Pigai menegaskan kebebasan berekspresi merupakan bagian dari hak asasi manusia yang dijamin dalam berbagai regulasi nasional maupun internasional sehingga harus dihormati dan dilindungi negara.
“Maka segala bentuk ekspresi karya dan cipta seni sebagai salah kreativitas manusia harus dihormati, dilindungi oleh seluruh komponen bangsa utamanya pemerintah,” ujarnya dikutip.
IJTI Kecam Manajemen Apartemen Saladin Depok
Ia juga mengkritik tindakan aparat TNI yang membubarkan kegiatan pemutaran film tersebut. Menurut Pigai, aparat negara tidak dibenarkan membatasi karya seni masyarakat sipil karena hal itu bertentangan dengan prinsip konstitusi dan demokrasi.

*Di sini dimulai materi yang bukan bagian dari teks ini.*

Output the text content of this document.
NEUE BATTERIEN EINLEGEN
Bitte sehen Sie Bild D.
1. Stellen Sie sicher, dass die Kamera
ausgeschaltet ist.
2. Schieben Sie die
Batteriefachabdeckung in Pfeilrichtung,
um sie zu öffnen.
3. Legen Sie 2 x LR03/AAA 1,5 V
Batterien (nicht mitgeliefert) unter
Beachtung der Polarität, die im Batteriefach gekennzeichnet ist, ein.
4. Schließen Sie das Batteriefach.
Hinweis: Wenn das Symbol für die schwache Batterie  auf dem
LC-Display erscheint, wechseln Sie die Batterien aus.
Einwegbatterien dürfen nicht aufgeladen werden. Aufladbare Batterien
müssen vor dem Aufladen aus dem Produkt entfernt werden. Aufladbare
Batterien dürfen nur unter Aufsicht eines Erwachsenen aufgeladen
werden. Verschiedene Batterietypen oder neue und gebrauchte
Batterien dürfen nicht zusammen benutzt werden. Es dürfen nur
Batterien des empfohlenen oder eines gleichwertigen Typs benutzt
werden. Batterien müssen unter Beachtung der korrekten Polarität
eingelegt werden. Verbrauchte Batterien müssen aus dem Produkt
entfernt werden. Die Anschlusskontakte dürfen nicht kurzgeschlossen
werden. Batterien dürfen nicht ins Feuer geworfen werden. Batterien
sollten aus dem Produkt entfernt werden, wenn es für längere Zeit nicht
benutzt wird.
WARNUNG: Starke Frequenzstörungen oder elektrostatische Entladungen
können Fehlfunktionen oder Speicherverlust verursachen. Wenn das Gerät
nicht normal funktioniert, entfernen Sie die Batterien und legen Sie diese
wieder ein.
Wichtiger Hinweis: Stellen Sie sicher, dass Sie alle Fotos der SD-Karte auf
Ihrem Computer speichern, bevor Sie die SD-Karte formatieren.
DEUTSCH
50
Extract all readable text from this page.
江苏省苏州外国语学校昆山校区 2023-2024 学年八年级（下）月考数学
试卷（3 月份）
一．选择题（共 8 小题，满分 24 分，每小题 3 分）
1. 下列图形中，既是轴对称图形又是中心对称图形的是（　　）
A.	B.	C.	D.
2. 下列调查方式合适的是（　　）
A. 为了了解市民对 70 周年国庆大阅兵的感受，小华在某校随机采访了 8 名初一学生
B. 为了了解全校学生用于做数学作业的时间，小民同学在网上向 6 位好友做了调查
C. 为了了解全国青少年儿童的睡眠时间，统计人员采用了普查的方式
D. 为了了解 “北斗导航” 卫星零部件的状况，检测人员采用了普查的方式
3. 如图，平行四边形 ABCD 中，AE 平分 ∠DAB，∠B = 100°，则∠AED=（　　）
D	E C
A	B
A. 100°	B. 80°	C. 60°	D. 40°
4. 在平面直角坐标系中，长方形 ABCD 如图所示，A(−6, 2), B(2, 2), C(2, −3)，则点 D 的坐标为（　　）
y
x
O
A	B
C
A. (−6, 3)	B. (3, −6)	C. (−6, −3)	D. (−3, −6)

Pigai menilai TNI seharusnya tidak mencampuri urusan sipil. Ia memperingatkan tindakan aparat yang membatasi ruang ekspresi publik berpotensi memicu kemunduran demokrasi dan hak asasi manusia di mata internasional.
“Perilaku yang dipertontonkan oleh oknum aparat akhir-akhir ini menyebabkan Indonesia berpotensi mengalami regresi demokrasi dan HAM di dunia Internasional,” kata Pigai.
Sebelumnya, prajurit Kodim 1501/Ternate membubarkan kegiatan nobar dan diskusi film Pesta Babi di Kota Ternate, Maluku Utara, pada Jumat (8/5). Komandan Kodim 1501/Ternate, Jani Setiadi menyebut pembubaran dilakukan setelah muncul diskursus dan aduan di media sosial yang menilai film tersebut bersifat provokatif.
Selain di Ternate, pembubaran pemutaran film juga terjadi di sejumlah kampus seperti Universitas Islam Negeri Mataram, Universitas Mandalika, dan Universitas Mataram.
Di Universitas Mataram, kegiatan dihentikan sebelum film diputar. Wakil Rektor III Universitas Mataram, Sujita mengatakan pihak kampus tidak mengizinkan pemutaran film tersebut karena dinilai tidak pantas ditayangkan di lingkungan akademik dan dianggap mendiskreditkan pemerintah.